The key to success is long-term sustainability. What goo is a weight loss plan if you can’t stick to it? Low-carb gives you the ability to stick to the program because you’re not hungry, you can eat any time, and after the first 2-3 days your cravings are gone.

Low-carb beats low-fat because you’re not struggling to get through the day unsatisfied. The probability of long-term success increases with low-carb diets over time, which makes this a livestyle, not a temporary diet.

One of the most important considerations in the actual success that any diet plan has or will have is its sustainability over the long term, and the overall success measure of any weight loss plan is the individual’s ability to keep the weight off for the long term.

What The Studies Show

A study by the Duke University Medical Center in Durham, North Carolina set out to compare the effects of a low fat diet versus a keto diet.

They discovered over their 24 week study that not only did the low carbohydrate diet retain more of the participants than the low fat group, but they also lost more weight, and had decreased in triglyceride levels.

A low fat diet is generally a temporary, one that can’t be sustained because of too many temptations; the keto diet doesn’t restrict to the same level so it is easier to maintain for thelong-term.

This means the weight you lose stays off, and is the reason that low carb is a lifestyle.

More Studies Support Low Carb Diets Over Low Fat

Since 2002, more than 20 randomized controlled trials have been published in respected, peer-reviewed journals that demonstrate the fact that low carb diets are more effective for weight loss and completely safe without a single adverse effect, this cannot be said about many of the fad diets.

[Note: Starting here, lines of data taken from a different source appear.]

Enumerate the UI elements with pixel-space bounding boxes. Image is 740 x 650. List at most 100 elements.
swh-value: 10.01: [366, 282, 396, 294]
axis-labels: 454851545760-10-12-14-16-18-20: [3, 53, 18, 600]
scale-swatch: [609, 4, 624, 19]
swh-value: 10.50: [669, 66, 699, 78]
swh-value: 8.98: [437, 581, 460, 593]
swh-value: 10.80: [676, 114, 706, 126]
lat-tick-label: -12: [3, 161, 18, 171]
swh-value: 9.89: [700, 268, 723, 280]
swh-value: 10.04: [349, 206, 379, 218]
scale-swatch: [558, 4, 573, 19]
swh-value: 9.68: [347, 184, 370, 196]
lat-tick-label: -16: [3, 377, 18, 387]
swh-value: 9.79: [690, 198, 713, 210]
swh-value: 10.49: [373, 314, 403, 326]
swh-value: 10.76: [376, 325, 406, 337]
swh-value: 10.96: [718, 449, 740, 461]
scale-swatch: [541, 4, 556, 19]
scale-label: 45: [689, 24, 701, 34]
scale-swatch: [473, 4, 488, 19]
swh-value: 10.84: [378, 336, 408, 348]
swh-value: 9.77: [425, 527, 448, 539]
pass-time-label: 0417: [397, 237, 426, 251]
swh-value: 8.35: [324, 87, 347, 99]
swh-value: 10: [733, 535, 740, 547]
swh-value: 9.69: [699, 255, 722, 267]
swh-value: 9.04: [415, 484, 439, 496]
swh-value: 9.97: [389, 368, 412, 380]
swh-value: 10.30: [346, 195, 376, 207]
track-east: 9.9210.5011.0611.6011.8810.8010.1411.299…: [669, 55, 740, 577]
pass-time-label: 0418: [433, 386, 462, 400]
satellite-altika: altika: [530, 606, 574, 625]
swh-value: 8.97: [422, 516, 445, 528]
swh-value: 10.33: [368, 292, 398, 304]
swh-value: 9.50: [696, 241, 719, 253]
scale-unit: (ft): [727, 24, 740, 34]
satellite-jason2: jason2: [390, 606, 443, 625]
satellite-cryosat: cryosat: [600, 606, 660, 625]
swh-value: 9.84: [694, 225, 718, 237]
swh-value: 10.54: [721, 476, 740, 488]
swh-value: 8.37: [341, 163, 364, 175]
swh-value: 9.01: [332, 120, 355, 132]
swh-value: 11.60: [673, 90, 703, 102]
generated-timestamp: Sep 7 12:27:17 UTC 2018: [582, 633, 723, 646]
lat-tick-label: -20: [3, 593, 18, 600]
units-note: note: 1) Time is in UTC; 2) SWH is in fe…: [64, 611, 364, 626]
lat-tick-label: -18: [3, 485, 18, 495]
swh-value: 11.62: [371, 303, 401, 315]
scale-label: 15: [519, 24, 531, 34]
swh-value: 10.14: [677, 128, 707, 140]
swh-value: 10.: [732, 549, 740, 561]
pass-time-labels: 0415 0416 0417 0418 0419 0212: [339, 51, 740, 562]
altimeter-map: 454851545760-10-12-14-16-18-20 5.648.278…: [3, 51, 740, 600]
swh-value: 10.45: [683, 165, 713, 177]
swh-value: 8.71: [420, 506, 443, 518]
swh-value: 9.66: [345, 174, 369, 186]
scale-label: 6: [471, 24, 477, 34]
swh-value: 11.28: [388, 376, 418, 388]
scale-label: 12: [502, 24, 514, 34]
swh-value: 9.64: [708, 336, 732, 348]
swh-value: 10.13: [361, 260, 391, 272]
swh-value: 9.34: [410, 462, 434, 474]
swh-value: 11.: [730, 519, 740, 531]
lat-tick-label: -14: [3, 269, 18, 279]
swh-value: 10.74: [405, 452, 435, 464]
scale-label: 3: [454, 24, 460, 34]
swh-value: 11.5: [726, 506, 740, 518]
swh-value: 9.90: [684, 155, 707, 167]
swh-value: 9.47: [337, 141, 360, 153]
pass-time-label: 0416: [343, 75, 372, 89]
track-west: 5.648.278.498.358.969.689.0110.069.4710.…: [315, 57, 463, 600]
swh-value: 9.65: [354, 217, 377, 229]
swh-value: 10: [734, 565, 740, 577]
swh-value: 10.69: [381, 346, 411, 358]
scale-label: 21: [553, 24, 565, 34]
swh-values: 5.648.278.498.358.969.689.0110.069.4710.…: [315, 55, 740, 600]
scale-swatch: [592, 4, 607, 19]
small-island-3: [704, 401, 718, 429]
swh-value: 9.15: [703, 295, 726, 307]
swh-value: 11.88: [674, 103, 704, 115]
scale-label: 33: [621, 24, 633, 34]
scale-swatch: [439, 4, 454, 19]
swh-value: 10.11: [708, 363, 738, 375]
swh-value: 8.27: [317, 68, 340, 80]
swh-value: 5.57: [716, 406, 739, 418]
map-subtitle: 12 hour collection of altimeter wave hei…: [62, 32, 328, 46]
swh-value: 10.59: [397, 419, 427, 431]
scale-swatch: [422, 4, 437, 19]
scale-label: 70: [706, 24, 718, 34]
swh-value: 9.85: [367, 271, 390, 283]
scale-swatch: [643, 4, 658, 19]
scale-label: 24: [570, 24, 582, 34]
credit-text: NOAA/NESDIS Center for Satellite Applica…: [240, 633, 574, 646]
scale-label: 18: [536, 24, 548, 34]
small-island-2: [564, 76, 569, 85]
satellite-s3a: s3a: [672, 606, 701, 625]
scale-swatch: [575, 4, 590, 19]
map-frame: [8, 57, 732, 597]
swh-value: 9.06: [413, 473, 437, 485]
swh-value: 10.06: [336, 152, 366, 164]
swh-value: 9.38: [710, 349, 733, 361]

Several studies, including Volek et al, Foster GD, et al, Keogh et al, Westman et al, and Gardner et al have shown low carb eating to lead to more weight loss, and especially visceral fat (belly fat), and to improve HDL cholesterol, insulin levels, blood sugar levels, and blood pressure as compared to low fat plans.

The above studies and others support the fact that low carb wins over low fat in weight loss and reducing risks for heart disease. Of course, you should always ask your doctor before starting any diet plan.